Try every possible combination of choices. With n items each having two states (include/exclude), the search space is 2ⁿ. Evaluating each combination takes O(n), giving O(n × 2ⁿ). The recursion stack or subset storage uses O(n) space.
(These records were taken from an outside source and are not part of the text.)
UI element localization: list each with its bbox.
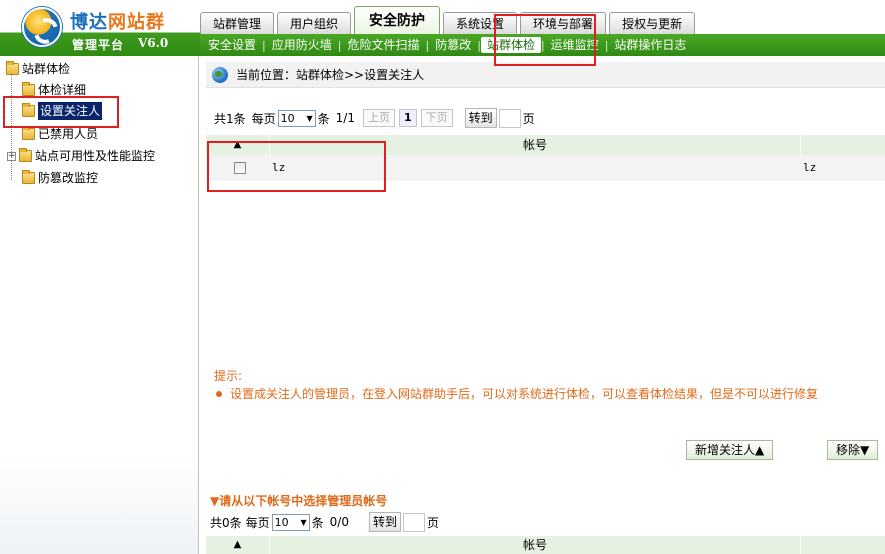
- subnav-anti-tamper[interactable]: 防篡改: [429, 37, 477, 53]
- chevron-down-icon: ▼: [306, 113, 313, 123]
- goto-page-button[interactable]: 转到: [368, 512, 401, 532]
- subnav-operation-log[interactable]: 站群操作日志: [608, 37, 692, 53]
- pager-per-page-suffix: 条: [311, 515, 324, 530]
- pager-per-page-label: 每页: [251, 111, 276, 126]
- prev-page-button[interactable]: 上页: [362, 109, 395, 127]
- subnav-ops-monitoring[interactable]: 运维监控: [545, 37, 605, 53]
- folder-icon: [22, 126, 35, 140]
- folder-icon: [22, 82, 35, 96]
- expand-plus-icon[interactable]: +: [7, 151, 16, 161]
- goto-suffix: 页: [427, 515, 440, 530]
- tips-line: 设置成关注人的管理员，在登入网站群助手后，可以对系统进行体检，可以查看体检结果，…: [214, 385, 818, 402]
- pager-page-status: 0/0: [329, 515, 349, 529]
- goto-suffix: 页: [522, 111, 535, 126]
- tree-item-label: 已禁用人员: [38, 127, 99, 141]
- logo-icon: [22, 7, 62, 47]
- subnav-app-firewall[interactable]: 应用防火墙: [266, 37, 338, 53]
- current-page-number[interactable]: 1: [398, 109, 417, 127]
- brand-name-part2: 网站群: [108, 12, 165, 33]
- breadcrumb-text: 当前位置：站群体检>>设置关注人: [236, 68, 425, 82]
- sort-arrow-icon[interactable]: ▲: [206, 135, 270, 155]
- tree-item-label: 防篡改监控: [38, 171, 99, 185]
- tips-text: 设置成关注人的管理员，在登入网站群助手后，可以对系统进行体检，可以查看体检结果，…: [230, 387, 819, 401]
- sub-navigation: 安全设置 | 应用防火墙 | 危险文件扫描 | 防篡改 | 站群体检 | 运维监…: [200, 34, 885, 56]
- goto-page-input[interactable]: [403, 512, 425, 532]
- row-checkbox[interactable]: [234, 162, 246, 174]
- folder-icon: [22, 170, 35, 184]
- subnav-security-settings[interactable]: 安全设置: [202, 37, 262, 53]
- select-admin-title: ▼请从以下帐号中选择管理员帐号: [210, 494, 388, 508]
- watchers-pager: 共1条 每页 10 ▼ 条 1/1 上页 1 下页 转到 页: [214, 108, 535, 128]
- column-header-account[interactable]: 帐号: [270, 536, 801, 554]
- tree-item-health-check-details[interactable]: 体检详细: [22, 81, 86, 99]
- app-header: 博达网站群 管理平台 V6.0 站群管理 用户组织 安全防护 系统设置 环境与部…: [0, 0, 885, 56]
- remove-watcher-button[interactable]: 移除▼: [827, 440, 879, 460]
- logo-area: 博达网站群 管理平台 V6.0: [0, 0, 200, 56]
- brand-name-part1: 博达: [70, 12, 108, 33]
- tree-item-label: 设置关注人: [38, 102, 103, 120]
- bullet-icon: [216, 391, 222, 397]
- goto-page-button[interactable]: 转到: [464, 108, 497, 128]
- per-page-select[interactable]: 10 ▼: [271, 513, 310, 531]
- tree-root-site-health-check[interactable]: 站群体检: [6, 60, 70, 78]
- tree-root-label: 站群体检: [22, 62, 71, 76]
- tree-item-label: 站点可用性及性能监控: [35, 149, 156, 163]
- tab-system-settings[interactable]: 系统设置: [443, 12, 518, 34]
- folder-icon: [22, 103, 35, 117]
- candidates-table-header: ▲ 帐号: [206, 536, 885, 554]
- column-header-account[interactable]: 帐号: [270, 135, 801, 155]
- pager-per-page-suffix: 条: [317, 111, 330, 126]
- main-content: 当前位置：站群体检>>设置关注人 共1条 每页 10 ▼ 条 1/1 上页 1 下…: [200, 56, 885, 554]
- per-page-select[interactable]: 10 ▼: [277, 109, 316, 127]
- subnav-dangerous-file-scan[interactable]: 危险文件扫描: [341, 37, 425, 53]
- row-account: lz: [272, 161, 286, 174]
- pager-total: 共0条: [210, 515, 242, 530]
- folder-icon: [6, 61, 19, 75]
- tips-title: 提示:: [214, 369, 243, 383]
- breadcrumb: 当前位置：站群体检>>设置关注人: [206, 62, 885, 88]
- version-label: V6.0: [138, 36, 169, 50]
- pager-page-status: 1/1: [335, 111, 355, 125]
- tree-item-disabled-users[interactable]: 已禁用人员: [22, 125, 98, 143]
- table-row[interactable]: lz lz: [206, 155, 885, 181]
- tree-item-availability-monitoring[interactable]: + 站点可用性及性能监控: [7, 147, 155, 165]
- sort-arrow-icon[interactable]: ▲: [206, 536, 270, 554]
- tree-item-tamper-monitoring[interactable]: 防篡改监控: [22, 169, 98, 187]
- watchers-table-header: ▲ 帐号: [206, 135, 885, 155]
- per-page-value: 10: [274, 515, 289, 529]
- pager-total: 共1条: [214, 111, 246, 126]
- row-account-secondary: lz: [803, 161, 817, 174]
- globe-icon: [212, 66, 228, 83]
- tab-environment-deployment[interactable]: 环境与部署: [520, 12, 607, 34]
- platform-label: 管理平台: [72, 38, 125, 52]
- subnav-site-health-check[interactable]: 站群体检: [480, 37, 541, 53]
- folder-icon: [19, 148, 32, 162]
- pager-per-page-label: 每页: [245, 515, 270, 530]
- tab-license-update[interactable]: 授权与更新: [609, 12, 696, 34]
- add-watcher-button[interactable]: 新增关注人▲: [686, 440, 774, 460]
- top-tabs: 站群管理 用户组织 安全防护 系统设置 环境与部署 授权与更新: [200, 6, 696, 34]
- tree-item-label: 体检详细: [38, 83, 87, 97]
- tab-user-organization[interactable]: 用户组织: [277, 12, 352, 34]
- tree-item-set-watchers[interactable]: 设置关注人: [22, 102, 103, 120]
- chevron-down-icon: ▼: [300, 517, 307, 527]
- sidebar-tree: 站群体检 体检详细 设置关注人 已禁用人员 + 站点可用性及性能监控 防篡改监控: [0, 56, 199, 554]
- brand-name: 博达网站群: [70, 8, 165, 34]
- tab-security-protection[interactable]: 安全防护: [354, 6, 441, 34]
- per-page-value: 10: [280, 111, 295, 125]
- goto-page-input[interactable]: [498, 108, 521, 128]
- tab-site-group-management[interactable]: 站群管理: [200, 12, 275, 34]
- next-page-button[interactable]: 下页: [420, 109, 453, 127]
- candidates-pager: 共0条 每页 10 ▼ 条 0/0 转到 页: [210, 512, 439, 532]
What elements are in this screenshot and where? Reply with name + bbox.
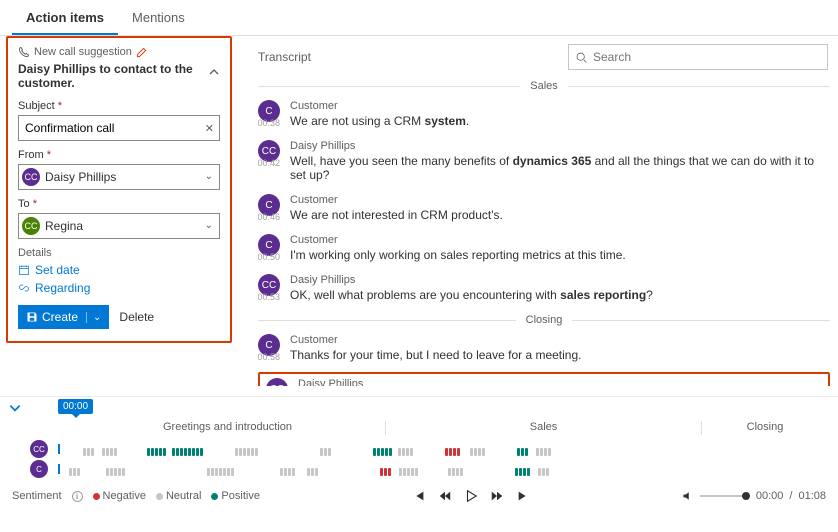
skip-end-icon[interactable] (516, 489, 530, 503)
msg-text: Thanks for your time, but I need to leav… (290, 348, 830, 362)
msg-speaker: Dasiy Phillips (290, 274, 830, 286)
from-input[interactable]: CCDaisy Phillips ⌄ (18, 164, 220, 190)
msg-time: 00:58 (258, 334, 280, 362)
msg-time: 00:53 (258, 274, 280, 302)
timeline-section: Sales (386, 421, 702, 435)
msg-text: Well, have you seen the many benefits of… (290, 154, 830, 182)
search-icon (575, 51, 588, 64)
details-label: Details (18, 247, 220, 259)
timeline-lane-agent[interactable] (58, 444, 828, 454)
track-avatar-agent: CC (30, 440, 48, 458)
timeline-lane-customer[interactable] (58, 464, 828, 474)
msg-speaker: Customer (290, 194, 830, 206)
avatar: CC (22, 217, 40, 235)
avatar: CC (22, 168, 40, 186)
save-icon (26, 311, 38, 323)
chevron-down-icon[interactable]: ⌄ (205, 220, 213, 231)
track-avatar-customer: C (30, 460, 48, 478)
collapse-icon[interactable] (208, 66, 220, 81)
time-total: 01:08 (798, 490, 826, 502)
msg-time: 00:42 (258, 140, 280, 182)
section-closing: Closing (516, 314, 573, 326)
timeline-section: Closing (702, 421, 828, 435)
msg-time: 00:50 (258, 234, 280, 262)
volume-icon[interactable] (682, 490, 694, 502)
transcript-message[interactable]: C00:46CustomerWe are not interested in C… (258, 190, 830, 230)
msg-speaker: Customer (290, 334, 830, 346)
to-label: To (18, 198, 30, 210)
playhead-badge[interactable]: 00:00 (58, 399, 93, 414)
create-button[interactable]: Create ⌄ (18, 305, 109, 329)
transcript-message[interactable]: C00:58CustomerThanks for your time, but … (258, 330, 830, 370)
action-card-title: Daisy Phillips to contact to the custome… (18, 62, 220, 90)
section-sales: Sales (520, 80, 568, 92)
time-current: 00:00 (756, 490, 784, 502)
transcript-list: Sales C00:38CustomerWe are not using a C… (258, 76, 838, 386)
transcript-message[interactable]: CC01:01Daisy PhillipsOK, I'll call you b… (258, 372, 830, 386)
clear-icon[interactable]: ✕ (205, 122, 214, 135)
tab-action-items[interactable]: Action items (12, 0, 118, 35)
msg-text: I'm working only working on sales report… (290, 248, 830, 262)
search-input[interactable] (593, 50, 821, 64)
msg-speaker: Customer (290, 100, 830, 112)
transcript-title: Transcript (258, 50, 311, 64)
msg-speaker: Customer (290, 234, 830, 246)
subject-input[interactable] (18, 115, 220, 141)
delete-button[interactable]: Delete (119, 310, 154, 324)
forward-icon[interactable] (490, 489, 504, 503)
timeline: 00:00 Greetings and introduction Sales C… (0, 396, 838, 483)
edit-icon[interactable] (136, 47, 147, 58)
phone-icon (18, 46, 30, 58)
action-item-card: New call suggestion Daisy Phillips to co… (6, 36, 232, 343)
msg-text: OK, well what problems are you encounter… (290, 288, 830, 302)
suggestion-label: New call suggestion (34, 46, 132, 58)
msg-time: 01:01 (262, 378, 288, 386)
search-box[interactable] (568, 44, 828, 70)
from-label: From (18, 149, 44, 161)
calendar-icon (18, 264, 30, 276)
info-icon[interactable]: i (72, 491, 83, 502)
skip-start-icon[interactable] (412, 489, 426, 503)
rewind-icon[interactable] (438, 489, 452, 503)
regarding-link[interactable]: Regarding (18, 281, 220, 295)
play-icon[interactable] (464, 489, 478, 503)
to-input[interactable]: CCRegina ⌄ (18, 213, 220, 239)
tab-mentions[interactable]: Mentions (118, 0, 199, 35)
transcript-message[interactable]: C00:38CustomerWe are not using a CRM sys… (258, 96, 830, 136)
volume-slider[interactable] (700, 495, 750, 497)
expand-icon[interactable] (8, 401, 22, 418)
chevron-down-icon[interactable]: ⌄ (86, 312, 101, 323)
transcript-message[interactable]: C00:50CustomerI'm working only working o… (258, 230, 830, 270)
link-icon (18, 282, 30, 294)
msg-speaker: Daisy Phillips (298, 378, 822, 386)
transcript-message[interactable]: CC00:42Daisy PhillipsWell, have you seen… (258, 136, 830, 190)
sentiment-legend: Sentiment i Negative Neutral Positive (12, 490, 260, 502)
timeline-section: Greetings and introduction (70, 421, 386, 435)
msg-speaker: Daisy Phillips (290, 140, 830, 152)
msg-time: 00:46 (258, 194, 280, 222)
audio-player (412, 489, 530, 503)
msg-text: We are not using a CRM system. (290, 114, 830, 128)
msg-time: 00:38 (258, 100, 280, 128)
msg-text: We are not interested in CRM product's. (290, 208, 830, 222)
set-date-link[interactable]: Set date (18, 263, 220, 277)
transcript-message[interactable]: CC00:53Dasiy PhillipsOK, well what probl… (258, 270, 830, 310)
subject-label: Subject (18, 100, 55, 112)
chevron-down-icon[interactable]: ⌄ (205, 171, 213, 182)
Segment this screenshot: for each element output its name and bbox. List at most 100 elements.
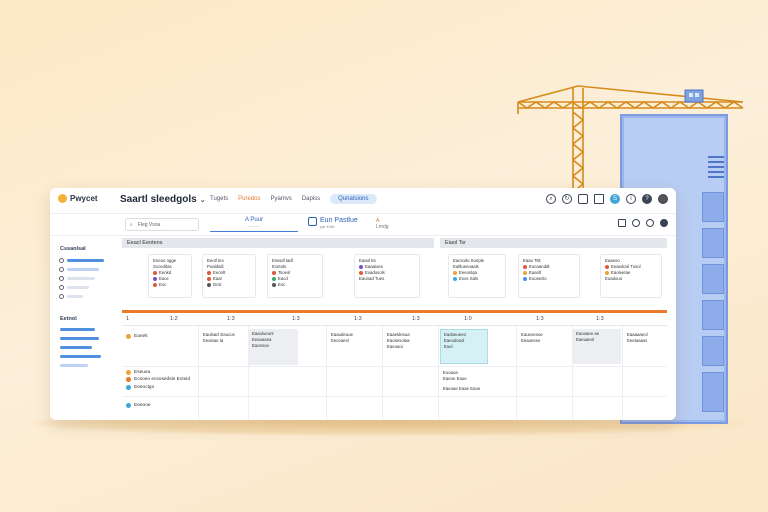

Greedy algorithms typically sort the input (O(n log n)) then make a single pass (O(n)). The sort dominates. If the input is already sorted or the greedy choice can be computed without sorting, time drops to O(n). Proving greedy correctness (exchange argument) is harder than the implementation.
Review these before coding to avoid predictable interview regressions.
Wrong move: Loop endpoints miss first/last candidate.
Usually fails on: Fails on minimal arrays and exact-boundary answers.
Fix: Re-derive loops from inclusive/exclusive ranges before coding.
Wrong move: Locally optimal choices may fail globally.
Usually fails on: Counterexamples appear on crafted input orderings.
Fix: Verify with exchange argument or monotonic objective before committing.